Bien s’informer aujourd’hui ? Des journalistes à l’ENSTIB

Quelles sont les sources d’information fiables et comment les vérifier ? Comment fonctionnent les réseaux sociaux et comment les utiliser tout en se protégeant ? Quel est le rôle d’un journaliste aujourd’hui et comment travaille-t-il ? Autant de questions abordées lors d’une rencontre organisée à l’ENSTIB, dans le cadre du cours de communication de Flavie Najean. Cet échange a réuni des élèves ingénieurs, mais aussi des personnels et enseignants-chercheurs du Campus Bois. Pour enrichir cette réflexion, trois journalistes étaient invités par l’enseignante :

  • Vincent Diestch, correspondant de TF1 pour le Grand Est,
  • Sophie Valsecchi, journaliste Vosges pour France 3 Lorraine,
  • Katrin Tluczykont, directrice départementale Vosges pour Vosges Matin.

Réseaux sociaux : rester ou partir ?

L’ENSTIB a quitté X dès le 1er décembre 2023, en toute discrétion. Ce choix s’explique par deux raisons principales : d’une part, le réseau ne représentait plus un réel levier de notoriété pour l’école, d’autre part, les prises de position d’Elon Musk en matière de modération des contenus ne correspondaient plus à ses valeurs.

Plus récemment, l’évolution de la position de Mark Zuckerberg, PDG de Meta (maison mère de Facebook et Instagram), sur la gestion des élections américaines soulève des questions quant à l’impact de ces plateformes sur leurs utilisateurs. En effet, Meta a mis fin à son programme de vérification des faits aux États-Unis, le remplaçant par un système de « Notes de la communauté », similaire à celui en place sur X.

Pourtant, les communautés ENSTIB sur ces réseaux restent particulièrement actives. À titre d’exemple, les interactions sur Instagram peuvent dépasser les 30 000 durant la semaine des Défis du Bois. Après concertation avec des experts en réseaux sociaux et communication, l’école a décidé de maintenir sa présence sur ces plateformes.

Flavie Najean rappelle néanmoins :

Toutes les données publiées, y compris en privé ou en messagerie, mais aussi ce que vous likez et partagez, sont la propriété de Meta.

Par ailleurs, les algorithmes de ces plateformes peuvent exposer les utilisateurs à des contenus biaisés ou trompeurs, en fonction de leur engagement avec certains contenus (politiques, humanitaires, sociaux…).

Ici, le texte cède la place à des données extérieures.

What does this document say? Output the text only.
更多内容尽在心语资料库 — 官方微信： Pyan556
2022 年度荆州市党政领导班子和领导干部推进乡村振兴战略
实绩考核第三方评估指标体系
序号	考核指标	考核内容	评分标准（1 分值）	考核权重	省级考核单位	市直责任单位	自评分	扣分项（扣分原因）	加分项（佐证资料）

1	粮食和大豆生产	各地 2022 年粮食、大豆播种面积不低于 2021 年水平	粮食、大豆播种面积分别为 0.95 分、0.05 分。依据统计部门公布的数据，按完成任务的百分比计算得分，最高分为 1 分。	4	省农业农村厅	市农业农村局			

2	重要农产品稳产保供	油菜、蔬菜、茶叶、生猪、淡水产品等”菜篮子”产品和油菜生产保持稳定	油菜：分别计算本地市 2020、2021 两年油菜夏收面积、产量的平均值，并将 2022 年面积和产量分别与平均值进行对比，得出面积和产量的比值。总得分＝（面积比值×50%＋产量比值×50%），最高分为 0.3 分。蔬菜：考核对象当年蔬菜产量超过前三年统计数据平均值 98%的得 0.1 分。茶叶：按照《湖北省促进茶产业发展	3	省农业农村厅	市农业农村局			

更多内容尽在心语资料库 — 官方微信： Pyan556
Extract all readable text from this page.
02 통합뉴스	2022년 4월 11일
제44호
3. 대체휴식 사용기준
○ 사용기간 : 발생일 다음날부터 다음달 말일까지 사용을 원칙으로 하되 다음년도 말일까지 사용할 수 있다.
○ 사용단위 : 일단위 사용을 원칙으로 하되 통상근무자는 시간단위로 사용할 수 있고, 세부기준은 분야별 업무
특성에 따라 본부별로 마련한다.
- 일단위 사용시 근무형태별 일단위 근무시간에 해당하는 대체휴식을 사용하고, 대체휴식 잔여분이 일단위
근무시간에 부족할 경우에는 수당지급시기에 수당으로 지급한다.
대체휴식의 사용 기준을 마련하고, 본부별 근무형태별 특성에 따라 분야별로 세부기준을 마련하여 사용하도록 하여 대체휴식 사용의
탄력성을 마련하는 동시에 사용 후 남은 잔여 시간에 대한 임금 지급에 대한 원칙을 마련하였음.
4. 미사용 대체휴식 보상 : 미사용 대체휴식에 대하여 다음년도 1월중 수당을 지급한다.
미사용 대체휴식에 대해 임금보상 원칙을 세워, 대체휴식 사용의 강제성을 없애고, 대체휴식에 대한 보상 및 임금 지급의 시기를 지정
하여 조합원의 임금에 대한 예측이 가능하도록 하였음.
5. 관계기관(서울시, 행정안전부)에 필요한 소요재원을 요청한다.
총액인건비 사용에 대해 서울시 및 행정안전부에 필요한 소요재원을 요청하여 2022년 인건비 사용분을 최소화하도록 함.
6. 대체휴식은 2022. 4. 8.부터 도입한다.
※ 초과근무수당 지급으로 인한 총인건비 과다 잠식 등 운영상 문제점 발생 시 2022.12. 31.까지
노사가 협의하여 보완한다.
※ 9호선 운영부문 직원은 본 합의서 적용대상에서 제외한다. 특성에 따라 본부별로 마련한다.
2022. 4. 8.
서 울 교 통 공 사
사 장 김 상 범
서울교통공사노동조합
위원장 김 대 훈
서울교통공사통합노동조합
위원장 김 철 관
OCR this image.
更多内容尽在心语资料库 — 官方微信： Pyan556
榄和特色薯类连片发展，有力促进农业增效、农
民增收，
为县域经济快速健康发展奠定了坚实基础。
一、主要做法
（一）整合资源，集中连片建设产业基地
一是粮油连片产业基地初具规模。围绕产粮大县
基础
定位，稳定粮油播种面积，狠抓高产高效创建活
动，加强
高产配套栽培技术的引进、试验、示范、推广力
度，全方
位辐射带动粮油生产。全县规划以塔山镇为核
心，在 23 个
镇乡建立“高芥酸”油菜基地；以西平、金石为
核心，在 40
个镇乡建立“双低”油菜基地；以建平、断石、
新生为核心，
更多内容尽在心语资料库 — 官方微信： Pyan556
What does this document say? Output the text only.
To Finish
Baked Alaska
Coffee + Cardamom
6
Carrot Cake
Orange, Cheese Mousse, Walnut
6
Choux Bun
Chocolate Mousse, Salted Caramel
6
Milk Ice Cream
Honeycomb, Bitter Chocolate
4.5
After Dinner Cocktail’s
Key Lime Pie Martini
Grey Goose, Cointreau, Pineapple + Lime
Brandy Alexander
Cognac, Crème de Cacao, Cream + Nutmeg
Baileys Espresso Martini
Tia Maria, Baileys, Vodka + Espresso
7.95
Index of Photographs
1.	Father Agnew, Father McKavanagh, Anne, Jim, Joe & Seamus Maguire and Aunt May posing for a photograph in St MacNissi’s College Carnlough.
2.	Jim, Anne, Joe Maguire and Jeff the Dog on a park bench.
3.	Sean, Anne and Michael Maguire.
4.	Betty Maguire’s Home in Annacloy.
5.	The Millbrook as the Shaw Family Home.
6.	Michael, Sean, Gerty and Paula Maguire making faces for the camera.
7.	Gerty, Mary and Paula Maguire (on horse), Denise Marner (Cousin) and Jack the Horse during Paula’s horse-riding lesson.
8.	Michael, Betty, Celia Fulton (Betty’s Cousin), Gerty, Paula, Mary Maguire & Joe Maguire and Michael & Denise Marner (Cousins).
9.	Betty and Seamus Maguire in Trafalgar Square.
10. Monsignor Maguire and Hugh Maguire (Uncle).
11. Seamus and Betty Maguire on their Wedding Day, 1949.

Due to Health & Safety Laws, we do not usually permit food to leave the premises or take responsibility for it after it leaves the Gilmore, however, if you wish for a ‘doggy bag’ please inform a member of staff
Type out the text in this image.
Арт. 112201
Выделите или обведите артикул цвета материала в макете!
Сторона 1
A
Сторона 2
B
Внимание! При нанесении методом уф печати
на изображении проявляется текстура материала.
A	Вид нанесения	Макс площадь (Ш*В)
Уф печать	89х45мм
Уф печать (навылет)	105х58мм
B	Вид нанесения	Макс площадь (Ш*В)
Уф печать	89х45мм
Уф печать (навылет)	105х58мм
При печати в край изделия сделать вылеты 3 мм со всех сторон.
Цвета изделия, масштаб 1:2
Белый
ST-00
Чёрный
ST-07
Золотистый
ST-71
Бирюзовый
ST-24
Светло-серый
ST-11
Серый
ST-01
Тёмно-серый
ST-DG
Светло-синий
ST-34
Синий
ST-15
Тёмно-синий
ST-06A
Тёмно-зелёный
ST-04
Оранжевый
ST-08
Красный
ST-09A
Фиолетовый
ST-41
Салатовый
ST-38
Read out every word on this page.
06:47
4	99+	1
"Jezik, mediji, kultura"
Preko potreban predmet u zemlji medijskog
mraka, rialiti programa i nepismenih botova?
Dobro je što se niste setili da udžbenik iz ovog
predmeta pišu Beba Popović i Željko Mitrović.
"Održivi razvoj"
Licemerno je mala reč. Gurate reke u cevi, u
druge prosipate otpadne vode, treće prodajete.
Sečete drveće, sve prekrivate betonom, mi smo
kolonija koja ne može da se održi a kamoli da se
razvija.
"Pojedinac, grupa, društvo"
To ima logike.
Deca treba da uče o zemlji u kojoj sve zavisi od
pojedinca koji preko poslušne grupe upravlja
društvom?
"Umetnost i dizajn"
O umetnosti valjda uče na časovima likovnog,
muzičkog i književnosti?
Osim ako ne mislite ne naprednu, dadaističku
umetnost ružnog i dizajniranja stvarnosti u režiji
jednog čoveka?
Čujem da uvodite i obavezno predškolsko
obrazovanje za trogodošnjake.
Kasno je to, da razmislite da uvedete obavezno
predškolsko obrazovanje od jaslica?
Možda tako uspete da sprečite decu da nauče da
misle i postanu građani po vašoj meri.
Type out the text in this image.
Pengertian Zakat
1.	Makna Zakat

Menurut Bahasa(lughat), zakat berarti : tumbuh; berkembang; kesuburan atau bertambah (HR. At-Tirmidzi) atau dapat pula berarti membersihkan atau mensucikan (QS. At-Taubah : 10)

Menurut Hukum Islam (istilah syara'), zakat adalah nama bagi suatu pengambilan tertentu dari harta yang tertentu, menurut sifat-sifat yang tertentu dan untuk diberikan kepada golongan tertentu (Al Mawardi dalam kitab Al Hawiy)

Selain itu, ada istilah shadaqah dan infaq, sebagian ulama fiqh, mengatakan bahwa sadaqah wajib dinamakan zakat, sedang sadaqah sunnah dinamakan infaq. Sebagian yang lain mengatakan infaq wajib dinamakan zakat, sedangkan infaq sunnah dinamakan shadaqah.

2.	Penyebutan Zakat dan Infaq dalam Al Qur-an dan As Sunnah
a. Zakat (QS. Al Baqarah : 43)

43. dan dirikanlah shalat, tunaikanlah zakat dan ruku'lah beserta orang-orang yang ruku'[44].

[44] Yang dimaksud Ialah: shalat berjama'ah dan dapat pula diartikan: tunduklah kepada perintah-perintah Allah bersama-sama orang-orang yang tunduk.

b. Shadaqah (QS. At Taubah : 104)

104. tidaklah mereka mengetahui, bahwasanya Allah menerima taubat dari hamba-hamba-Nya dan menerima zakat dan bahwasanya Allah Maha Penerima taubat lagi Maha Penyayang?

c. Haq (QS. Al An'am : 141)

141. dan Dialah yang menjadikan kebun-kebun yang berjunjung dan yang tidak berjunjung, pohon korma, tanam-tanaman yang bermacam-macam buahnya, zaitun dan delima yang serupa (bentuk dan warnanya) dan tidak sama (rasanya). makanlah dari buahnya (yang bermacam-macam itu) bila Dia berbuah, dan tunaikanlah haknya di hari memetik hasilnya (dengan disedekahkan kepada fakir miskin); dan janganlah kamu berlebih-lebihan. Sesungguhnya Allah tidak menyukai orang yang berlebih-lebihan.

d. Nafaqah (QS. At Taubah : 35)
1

Et la liberté de la presse ?

En France, la plupart des médias dépendent d’intérêts industriels, financiers ou étatiques. Cette réalité concerne aussi bien la presse généraliste nationale que les quotidiens et hebdomadaires régionaux, les médias en ligne, l’audiovisuel national et certaines chaînes de télévision locales.

Les entreprises de presse constituent une marchandise de luxe très prisée des grandes fortunes.

Le Monde Diplomatique, décembre 2024

Un Panorama de la presse actualisé est disponible ici : Monde Diplomatique – Cartographie de la Presse.

Chaque année, Reporters sans frontières (RSF) publie le Classement mondial de la liberté de la presse, qui évalue la liberté dont disposent les médias et l’information dans 180 pays. RSF diffuse également des rapports thématiques de référence et publie plus de 2 000 communiqués de presse par an.

La liberté de la presse est la possibilité effective pour les journalistes, en tant qu’individus et en tant que collectifs, de sélectionner, produire et diffuser des informations dans l’intérêt général, indépendamment des interférences politiques, économiques, légales et sociales, et sans menace pour leur sécurité physique et mentale.

Reporters sans frontières

Une liberté sous pression

Le rapport de RSF souligne que la concentration des médias en France s’accentue, un phénomène qui nécessite une vigilance accrue pour préserver le pluralisme et l’indépendance de l’information.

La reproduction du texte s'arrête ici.